THE REALITY Men’s rights groups often cite the work of Deborah Capaldi, a researcher with the Oregon Learning Center, to back their claim. Capaldi did find that women sometimes initiate partner violence, although women involved in mutually aggressive partner relationships were more likely to suffer severe injuries than the men. But Capaldi studied only a very particular subset of the population — at-risk youth — rather than women in general, invalidating any claim that her findings applied generally. In fact, the 2000 Department of Justice study found that violence against both women and men is predominantly male violence. Nine in 10 women (91.9%) who were physically assaulted since the age of 18 were attacked by a male, while about one in seven male assault victims (14.2%) were victimized by females. Similarly, all female rape victims in the study were attacked by a male, while about a third of male victims (35.8%) were raped by a female.

THE CLAIM Close to half or even more of the sexual assaults reported by women never occurred. Versions of this claim are a mainstay of sites like Register-Her.com, which specializes in vilifying women who allegedly lie about being raped. Such claims are also sometimes made by men involved in court custody battles.

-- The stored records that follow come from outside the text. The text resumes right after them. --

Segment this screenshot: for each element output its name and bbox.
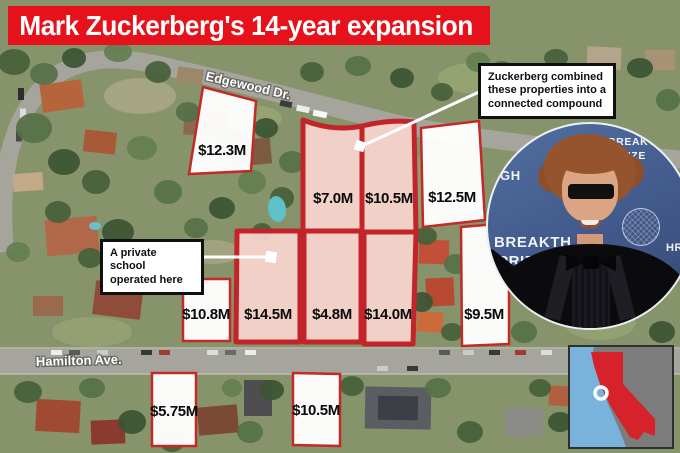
- parcel-14-5m: [236, 231, 300, 342]
- callout-school: A private school operated here: [100, 239, 204, 295]
- zuckerberg-photo: GH BREAKTH PRIZE BREAKTHRO PRIZE HROU: [486, 122, 680, 330]
- breakthrough-medallion-icon: [622, 208, 660, 246]
- parcel-12-5m: [421, 121, 485, 227]
- price-label: $7.0M: [313, 190, 353, 207]
- price-label: $10.5M: [365, 190, 413, 207]
- hair-fringe: [552, 140, 628, 174]
- backdrop-text: HROU: [666, 242, 680, 254]
- price-label: $12.5M: [428, 189, 476, 206]
- page-title: Mark Zuckerberg's 14-year expansion: [8, 10, 473, 42]
- parcel-7-0m: [303, 120, 362, 233]
- price-label: $5.75M: [150, 403, 198, 420]
- swimming-pool: [89, 222, 101, 230]
- sunglasses-icon: [568, 184, 614, 199]
- smile-teeth: [581, 220, 599, 225]
- inset-svg: [570, 347, 672, 447]
- parcel-4-8m: [304, 231, 361, 342]
- title-banner: Mark Zuckerberg's 14-year expansion: [8, 6, 490, 45]
- parcel-10-5m-north: [362, 121, 416, 233]
- tuxedo-shirt: [572, 262, 610, 330]
- property-marker: [265, 251, 277, 263]
- price-label: $12.3M: [198, 142, 246, 159]
- parcel-14-0m: [364, 232, 416, 344]
- price-label: $4.8M: [312, 306, 352, 323]
- callout-compound: Zuckerberg combined these properties int…: [478, 63, 616, 119]
- price-label: $14.5M: [244, 306, 292, 323]
- price-label: $10.5M: [292, 402, 340, 419]
- backdrop-text: GH: [500, 168, 521, 183]
- bow-tie-knot: [583, 256, 599, 269]
- price-label: $14.0M: [364, 306, 412, 323]
- property-expansion-infographic: Edgewood Dr. Hamilton Ave. $12.3M $12.5M…: [0, 0, 680, 453]
- street-label-hamilton: Hamilton Ave.: [36, 352, 122, 369]
- california-inset-map: [568, 345, 674, 449]
- price-label: $10.8M: [182, 306, 230, 323]
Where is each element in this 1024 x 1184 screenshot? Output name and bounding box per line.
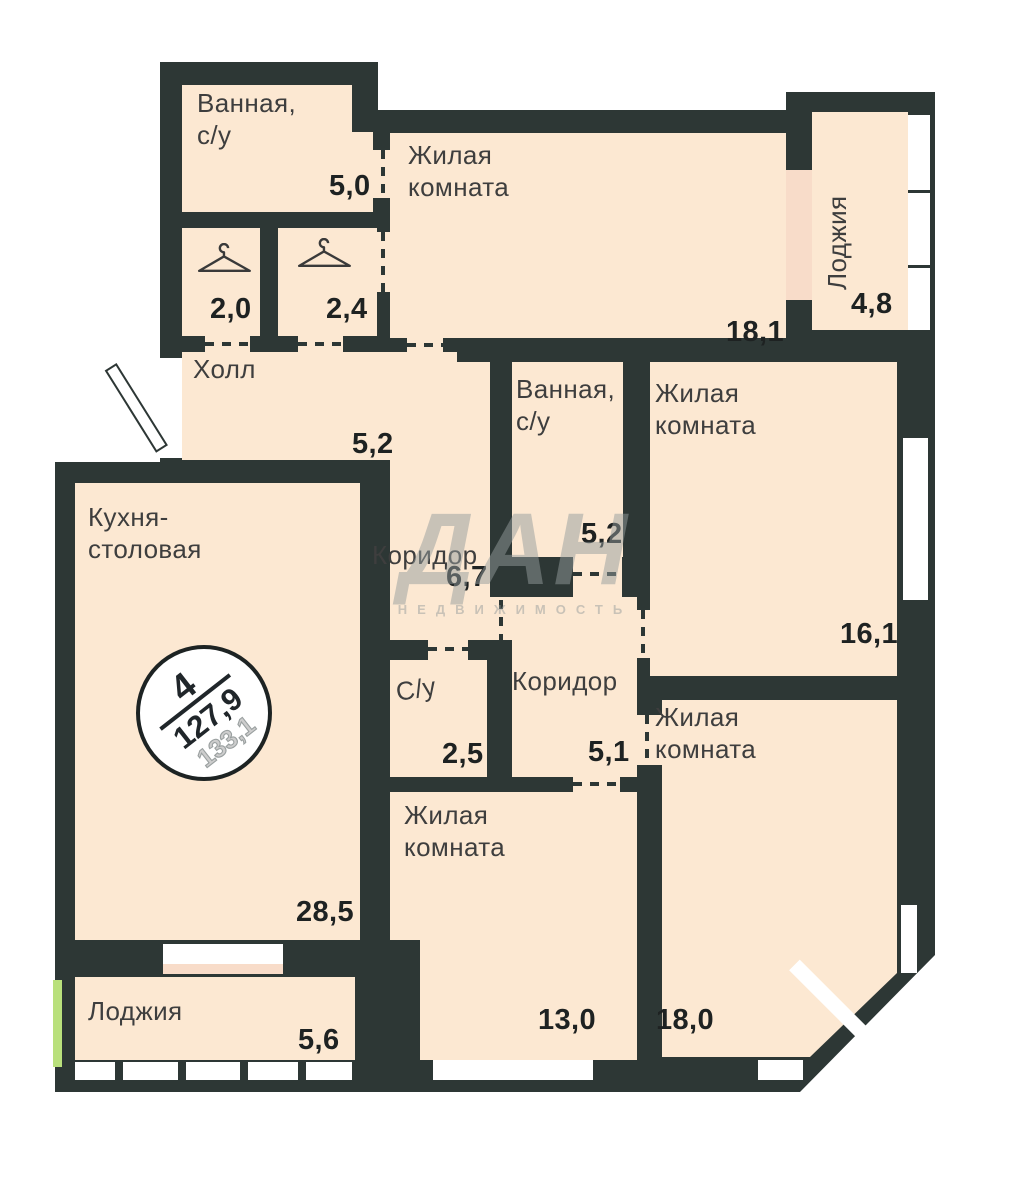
balcony-door-top-loggia xyxy=(786,170,812,300)
door-dash-living-top xyxy=(407,343,443,347)
room-area-kitchen: 28,5 xyxy=(296,898,354,927)
wall-bathroom-notch xyxy=(352,85,373,132)
door-dash-corridors xyxy=(499,600,503,640)
room-label-hall: Холл xyxy=(193,354,256,386)
room-area-loggia-bottom: 5,6 xyxy=(298,1026,340,1055)
door-dash-wardrobe-right xyxy=(298,342,343,346)
door-dash-bathroom-top xyxy=(381,150,385,198)
room-label-wc: С/у xyxy=(394,671,439,709)
room-area-living-top: 18,1 xyxy=(726,318,784,347)
kitchen-loggia-sill xyxy=(163,964,283,974)
room-area-wardrobe-right: 2,4 xyxy=(326,295,368,324)
room-label-loggia-top: Лоджия xyxy=(822,195,854,290)
room-label-living-bottom-right: Жилая комната xyxy=(655,702,756,765)
room-area-living-bottom-right: 18,0 xyxy=(656,1006,714,1035)
door-dash-wardrobe-right-side xyxy=(381,232,385,292)
room-area-corridor-upper: 6,7 xyxy=(446,563,488,592)
hanger-icon xyxy=(196,243,254,275)
door-dash-living-bottom xyxy=(573,782,620,786)
door-gap xyxy=(573,557,622,597)
apartment-info: 4 127,9 133,1 xyxy=(138,646,269,779)
room-label-living-bottom: Жилая комната xyxy=(404,800,505,863)
room-label-kitchen: Кухня- столовая xyxy=(88,502,202,565)
window-loggia-bottom-mullion xyxy=(240,1062,248,1080)
window-bay-side xyxy=(901,905,917,973)
window-loggia-top xyxy=(908,115,930,330)
window-loggia-top-mullion xyxy=(908,265,930,268)
room-label-corridor-lower: Коридор xyxy=(512,666,617,698)
room-area-living-bottom: 13,0 xyxy=(538,1006,596,1035)
room-area-hall: 5,2 xyxy=(352,430,394,459)
window-loggia-bottom-mullion xyxy=(298,1062,306,1080)
room-area-living-right: 16,1 xyxy=(840,620,898,649)
room-label-living-top: Жилая комната xyxy=(408,140,509,203)
room-label-bathroom-middle: Ванная, с/у xyxy=(516,374,615,437)
adjacent-section-marker xyxy=(53,980,62,1067)
wall-loggia-column xyxy=(355,940,420,1092)
window-living-right xyxy=(903,438,928,600)
window-living-bottom xyxy=(433,1060,593,1080)
room-area-corridor-lower: 5,1 xyxy=(588,738,630,767)
room-area-bathroom-top: 5,0 xyxy=(329,172,371,201)
door-dash-living-right xyxy=(641,610,645,658)
window-loggia-bottom-mullion xyxy=(178,1062,186,1080)
door-dash-living-bottom-right xyxy=(645,715,649,765)
room-label-bathroom-top: Ванная, с/у xyxy=(197,88,296,151)
room-area-wardrobe-left: 2,0 xyxy=(210,295,252,324)
door-dash-bathroom-middle xyxy=(573,572,622,576)
floor-plan: Ванная, с/у Жилая комната Лоджия Холл Ку… xyxy=(0,0,1024,1184)
door-dash-wc xyxy=(428,647,468,651)
room-area-bathroom-middle: 5,2 xyxy=(581,520,623,549)
window-loggia-bottom-mullion xyxy=(115,1062,123,1080)
room-area-wc: 2,5 xyxy=(442,740,484,769)
room-label-loggia-bottom: Лоджия xyxy=(88,996,183,1028)
window-loggia-top-mullion xyxy=(908,190,930,193)
room-area-loggia-top: 4,8 xyxy=(851,290,893,319)
apartment-info-badge: 4 127,9 133,1 xyxy=(136,645,272,781)
room-corridor-lower-floor-a xyxy=(490,597,637,640)
door-dash-wardrobe-left xyxy=(205,342,250,346)
window-kitchen-loggia xyxy=(163,944,283,964)
wall-hall-step xyxy=(457,352,512,362)
hanger-icon xyxy=(296,238,354,270)
window-living-bottom-right xyxy=(758,1060,803,1080)
room-label-living-right: Жилая комната xyxy=(655,378,756,441)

THE REALITY This claim, which has gained some credence in recent years, is largely based on a 1994 article in the Archives of Sexual Behavior by Eugene Kanin that found that 41% of rape allegations in his study were “false.” But Kanin’s methodology has been widely criticized, and his results do not accord with most other findings. Kanin researched only one unnamed Midwestern town, and he did not spell out the criteria police used to decide an allegation was false. The town also polygraphed or threatened to polygraph all alleged victims, a now-discredited practice that is known to cause many women to drop their complaint even when it is true. In fact, most studies that suggest high rates of false accusations make a key mistake — equating reports described by police as “unfounded” with those that are false. The truth is that unfounded reports very often include those for which no corroborating evidence could be found or where the victim was deemed an unreliable witness (often because of drug or alcohol use or because of prior sexual contact with the attacker). They also include those cases where women recant their accusations, often because of a fear of reprisal, a distrust of the legal system or embarrassment because drugs or alcohol were involved. The best studies, where the rape allegations have been studied in detail, suggest a rate of false reports of somewhere between 2% and 10%. The most comprehensive study, conducted by the British Home Office in 2005, found a rate of 2.5% for false accusations of rape. The best U.S. investigation, the 2008 “Making a Difference” study, found a 6.8% rate.